Admitting and submitting

I reflected on their reality as compared to mine.

As a Christian living in a developed country with so many of my needs met easily it is very difficult to know dependency as the farmers in Uganda know and live it.

Yet Jesus clearly and constantly calls us to live a life truly dependent on Him.   John 15:5:  "I am the vine, you are the branches; he who abides in Me and I in him, he bears much fruit, for apart from Me you can do nothing”.  

Our often sophisticated and complex lives lead us to pursue our own agenda of independence rather than admitting and submitting to His sovereignty over us. 

And Jesus knew and warned against this: “I tell you, it is easier for a camel to go through the eye of a needle than for someone who is rich to enter the kingdom of God."  (Matthew  19:24)

So as we come to the end of our Lenten period, I see that the mere act of growing groundnuts has reminded me of the need to be more dependent on Christ. 
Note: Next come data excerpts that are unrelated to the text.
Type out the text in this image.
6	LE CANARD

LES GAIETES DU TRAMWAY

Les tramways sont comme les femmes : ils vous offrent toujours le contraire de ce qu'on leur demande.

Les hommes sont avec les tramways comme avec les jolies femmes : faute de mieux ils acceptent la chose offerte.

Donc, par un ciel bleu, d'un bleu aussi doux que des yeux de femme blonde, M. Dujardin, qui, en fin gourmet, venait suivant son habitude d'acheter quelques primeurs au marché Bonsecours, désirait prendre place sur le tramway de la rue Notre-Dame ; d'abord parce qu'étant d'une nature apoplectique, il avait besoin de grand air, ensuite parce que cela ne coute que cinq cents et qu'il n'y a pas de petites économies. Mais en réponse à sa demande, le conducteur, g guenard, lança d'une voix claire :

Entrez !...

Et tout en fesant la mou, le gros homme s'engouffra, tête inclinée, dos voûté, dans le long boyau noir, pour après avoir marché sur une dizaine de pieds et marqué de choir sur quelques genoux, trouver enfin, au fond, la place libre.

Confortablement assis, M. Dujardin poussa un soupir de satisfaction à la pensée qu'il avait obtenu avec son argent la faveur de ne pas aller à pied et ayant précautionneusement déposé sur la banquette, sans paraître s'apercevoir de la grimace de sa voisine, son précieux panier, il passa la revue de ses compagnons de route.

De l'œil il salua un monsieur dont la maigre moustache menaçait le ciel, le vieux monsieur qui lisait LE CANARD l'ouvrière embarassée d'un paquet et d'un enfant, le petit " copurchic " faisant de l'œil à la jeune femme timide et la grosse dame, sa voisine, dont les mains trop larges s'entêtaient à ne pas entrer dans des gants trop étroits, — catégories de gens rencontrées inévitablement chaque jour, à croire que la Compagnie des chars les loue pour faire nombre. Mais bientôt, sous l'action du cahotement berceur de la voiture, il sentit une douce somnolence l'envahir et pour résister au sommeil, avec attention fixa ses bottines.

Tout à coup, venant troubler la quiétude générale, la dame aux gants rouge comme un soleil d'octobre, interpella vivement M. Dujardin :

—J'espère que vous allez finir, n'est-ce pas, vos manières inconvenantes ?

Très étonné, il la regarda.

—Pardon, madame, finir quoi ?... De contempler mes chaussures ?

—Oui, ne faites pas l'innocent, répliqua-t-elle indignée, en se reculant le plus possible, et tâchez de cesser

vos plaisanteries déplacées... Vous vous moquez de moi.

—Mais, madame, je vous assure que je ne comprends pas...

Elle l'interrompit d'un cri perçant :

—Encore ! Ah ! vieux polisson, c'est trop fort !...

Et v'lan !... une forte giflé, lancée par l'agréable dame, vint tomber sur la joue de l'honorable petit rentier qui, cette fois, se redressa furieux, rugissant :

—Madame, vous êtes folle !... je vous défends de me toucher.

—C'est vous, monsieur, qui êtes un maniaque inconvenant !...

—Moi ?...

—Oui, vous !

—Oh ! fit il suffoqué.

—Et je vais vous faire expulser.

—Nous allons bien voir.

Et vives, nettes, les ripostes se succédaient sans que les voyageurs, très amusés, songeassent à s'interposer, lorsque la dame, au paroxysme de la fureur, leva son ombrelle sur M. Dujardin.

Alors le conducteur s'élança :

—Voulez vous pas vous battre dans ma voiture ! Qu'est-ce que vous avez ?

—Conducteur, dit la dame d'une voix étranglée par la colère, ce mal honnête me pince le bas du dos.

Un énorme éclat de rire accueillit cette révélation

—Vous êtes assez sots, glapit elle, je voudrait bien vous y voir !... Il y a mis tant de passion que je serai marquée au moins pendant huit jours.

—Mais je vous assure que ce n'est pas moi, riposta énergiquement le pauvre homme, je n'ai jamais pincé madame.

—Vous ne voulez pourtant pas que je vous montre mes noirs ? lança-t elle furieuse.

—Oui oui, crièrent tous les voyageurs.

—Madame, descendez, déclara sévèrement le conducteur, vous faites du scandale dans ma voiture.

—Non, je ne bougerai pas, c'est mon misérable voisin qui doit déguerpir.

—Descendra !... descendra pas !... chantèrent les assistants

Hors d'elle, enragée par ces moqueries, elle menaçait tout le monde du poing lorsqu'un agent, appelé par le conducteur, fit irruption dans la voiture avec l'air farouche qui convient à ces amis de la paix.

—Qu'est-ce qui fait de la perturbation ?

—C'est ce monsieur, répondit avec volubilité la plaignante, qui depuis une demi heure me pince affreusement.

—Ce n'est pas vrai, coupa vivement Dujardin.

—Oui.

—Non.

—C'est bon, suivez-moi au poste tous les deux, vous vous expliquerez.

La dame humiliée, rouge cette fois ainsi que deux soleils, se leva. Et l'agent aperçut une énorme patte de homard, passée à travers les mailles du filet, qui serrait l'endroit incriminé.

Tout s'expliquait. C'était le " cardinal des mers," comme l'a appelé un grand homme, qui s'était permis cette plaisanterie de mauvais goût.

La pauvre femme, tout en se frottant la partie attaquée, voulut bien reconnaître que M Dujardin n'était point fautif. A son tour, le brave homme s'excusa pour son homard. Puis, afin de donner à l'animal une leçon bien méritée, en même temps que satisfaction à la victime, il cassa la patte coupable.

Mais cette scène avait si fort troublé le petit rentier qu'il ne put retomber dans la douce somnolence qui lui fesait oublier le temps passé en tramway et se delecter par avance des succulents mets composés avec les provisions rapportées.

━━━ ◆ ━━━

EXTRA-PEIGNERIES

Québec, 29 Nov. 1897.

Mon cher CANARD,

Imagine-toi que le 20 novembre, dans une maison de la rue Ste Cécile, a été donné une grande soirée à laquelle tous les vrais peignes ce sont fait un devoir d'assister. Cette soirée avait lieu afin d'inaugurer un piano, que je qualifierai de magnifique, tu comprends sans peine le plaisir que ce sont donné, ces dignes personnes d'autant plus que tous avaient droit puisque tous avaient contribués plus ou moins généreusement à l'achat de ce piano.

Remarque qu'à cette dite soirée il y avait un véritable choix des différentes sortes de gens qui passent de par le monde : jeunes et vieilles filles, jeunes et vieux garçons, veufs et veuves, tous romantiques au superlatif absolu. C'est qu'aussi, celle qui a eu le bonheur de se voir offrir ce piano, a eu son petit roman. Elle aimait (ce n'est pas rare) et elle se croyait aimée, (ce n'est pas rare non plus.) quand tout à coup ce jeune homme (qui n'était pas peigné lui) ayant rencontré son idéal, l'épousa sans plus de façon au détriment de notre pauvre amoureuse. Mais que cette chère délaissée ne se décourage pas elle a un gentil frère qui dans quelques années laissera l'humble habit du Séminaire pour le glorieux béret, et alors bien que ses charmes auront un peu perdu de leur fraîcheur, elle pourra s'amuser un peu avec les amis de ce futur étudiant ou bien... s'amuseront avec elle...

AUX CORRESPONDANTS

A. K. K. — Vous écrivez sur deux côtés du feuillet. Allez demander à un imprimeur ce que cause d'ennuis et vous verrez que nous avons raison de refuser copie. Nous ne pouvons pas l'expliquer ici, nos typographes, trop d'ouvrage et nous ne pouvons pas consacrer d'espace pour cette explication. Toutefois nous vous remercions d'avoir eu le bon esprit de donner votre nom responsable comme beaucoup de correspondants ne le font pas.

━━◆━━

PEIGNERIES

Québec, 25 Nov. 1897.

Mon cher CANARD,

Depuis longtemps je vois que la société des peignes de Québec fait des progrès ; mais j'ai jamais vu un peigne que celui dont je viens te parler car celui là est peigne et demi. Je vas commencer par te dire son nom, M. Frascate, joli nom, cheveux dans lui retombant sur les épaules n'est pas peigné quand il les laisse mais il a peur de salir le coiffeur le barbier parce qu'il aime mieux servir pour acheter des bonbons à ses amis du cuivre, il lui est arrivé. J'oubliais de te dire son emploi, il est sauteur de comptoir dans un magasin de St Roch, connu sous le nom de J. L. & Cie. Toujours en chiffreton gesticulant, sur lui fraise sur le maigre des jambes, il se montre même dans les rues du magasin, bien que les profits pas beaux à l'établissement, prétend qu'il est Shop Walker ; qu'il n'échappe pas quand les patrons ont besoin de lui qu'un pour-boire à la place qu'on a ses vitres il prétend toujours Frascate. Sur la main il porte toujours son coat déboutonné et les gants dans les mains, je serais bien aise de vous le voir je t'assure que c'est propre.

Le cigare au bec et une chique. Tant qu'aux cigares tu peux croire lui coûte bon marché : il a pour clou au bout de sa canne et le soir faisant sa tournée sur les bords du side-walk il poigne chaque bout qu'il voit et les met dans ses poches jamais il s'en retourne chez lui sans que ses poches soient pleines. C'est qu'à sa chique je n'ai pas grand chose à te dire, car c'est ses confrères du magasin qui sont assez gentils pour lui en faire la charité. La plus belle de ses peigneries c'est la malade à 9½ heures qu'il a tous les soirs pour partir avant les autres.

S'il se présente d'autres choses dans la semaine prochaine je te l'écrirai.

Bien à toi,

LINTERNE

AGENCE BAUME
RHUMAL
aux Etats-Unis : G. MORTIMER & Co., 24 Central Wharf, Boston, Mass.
We will continue to grow and nurture our groundnuts even after Lent ends, using them not only as a constant reminder to uphold those 200 farmers in our prayers but to submit to His sovereignty over our lives and acknowledge our complete dependency upon Him.

Lenten Appeal

As part of this Lenten learning journey I will be gladly donating £30 to provide one bag of drought–resistant groundnuts to farmers in Uganda.